National Cancer Institute (NCI) logo

National Cancer Institute (NCI)

Status and phase

Terminated
Phase 2

Conditions

Recurrent Renal Cell Cancer
Stage IV Renal Cell Cancer
Clear Cell Renal Cell Carcinoma
Stage III Renal Cell Cancer
Papillary Renal Cell Carcinoma

Treatments

Drug: sorafenib tosylate
Biological: recombinant interferon alfa
Other: laboratory biomarker analysis

Study type

Interventional

Funder types

NIH

Identifiers

NCT00098618
CDR0000398171
NCI-6553
U01CA099118 (U.S. NIH Grant/Contract)
NCI-2012-02638
6258-04-9R0

Details and patient eligibility

About

Sorafenib may stop the growth of tumor cells by blocking some of the enzymes needed for their growth or by blocking blood flow to the tumor. Interferon alfa may interfere with the growth of tumor cells and slow the growth of kidney cancer. Sorafenib may help interferon alfa kill more tumor cells by making tumor cells more sensitive to the drug. Giving sorafenib together with interferon alfa may kill more tumor cells.
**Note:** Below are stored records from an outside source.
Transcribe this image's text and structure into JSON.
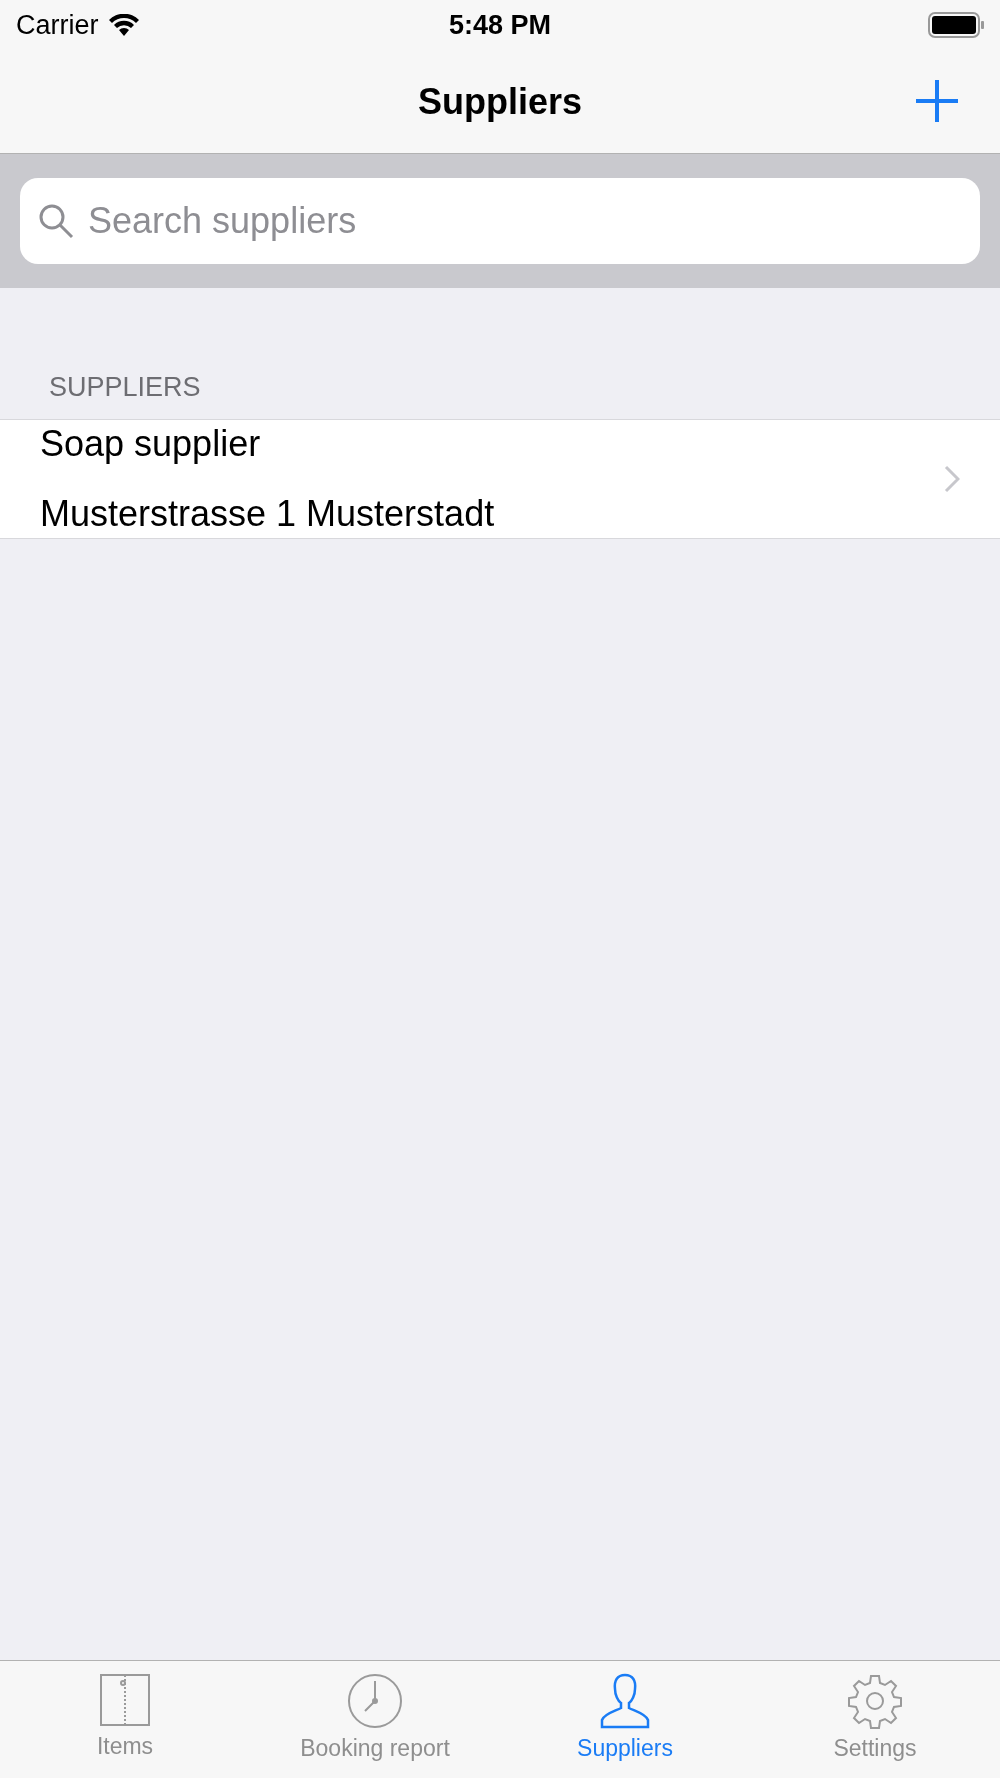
{
  "status_bar": {
    "carrier": "Carrier",
    "time": "5:48 PM"
  },
  "nav_bar": {
    "title": "Suppliers"
  },
  "search": {
    "placeholder": "Search suppliers"
  },
  "section": {
    "header": "SUPPLIERS"
  },
  "rows": [
    {
      "name": "Soap supplier",
      "address": "Musterstrasse 1 Musterstadt"
    }
  ],
  "tab_bar": [
    {
      "kind": "items",
      "label": "Items",
      "selected": false
    },
    {
      "kind": "clock",
      "label": "Booking report",
      "selected": false
    },
    {
      "kind": "person",
      "label": "Suppliers",
      "selected": true
    },
    {
      "kind": "gear",
      "label": "Settings",
      "selected": false
    }
  ]
}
This phase II trial is studying how well giving sorafenib with interferon alfa works in treating patients with locally advanced or metastatic kidney cancer.

Full description

PRIMARY OBJECTIVES:

I. Determine the feasibility and tolerability of sorafenib and interferon alfa in patients with locally advanced or metastatic renal cell carcinoma.

II. Determine the response rate (complete response and partial response) in patients treated with this regimen.

SECONDARY OBJECTIVES:

I. Determine the progression-free survival and response duration of patients treated with this regimen.

II. Correlate changes in laboratory parameters with response in patients treated with this regimen.

OUTLINE: This is a multicenter study.

Patients receive oral sorafenib twice daily and interferon alfa subcutaneously three times a week for 8 weeks. Courses repeat every 8 weeks in the absence of disease progression or unacceptable toxicity.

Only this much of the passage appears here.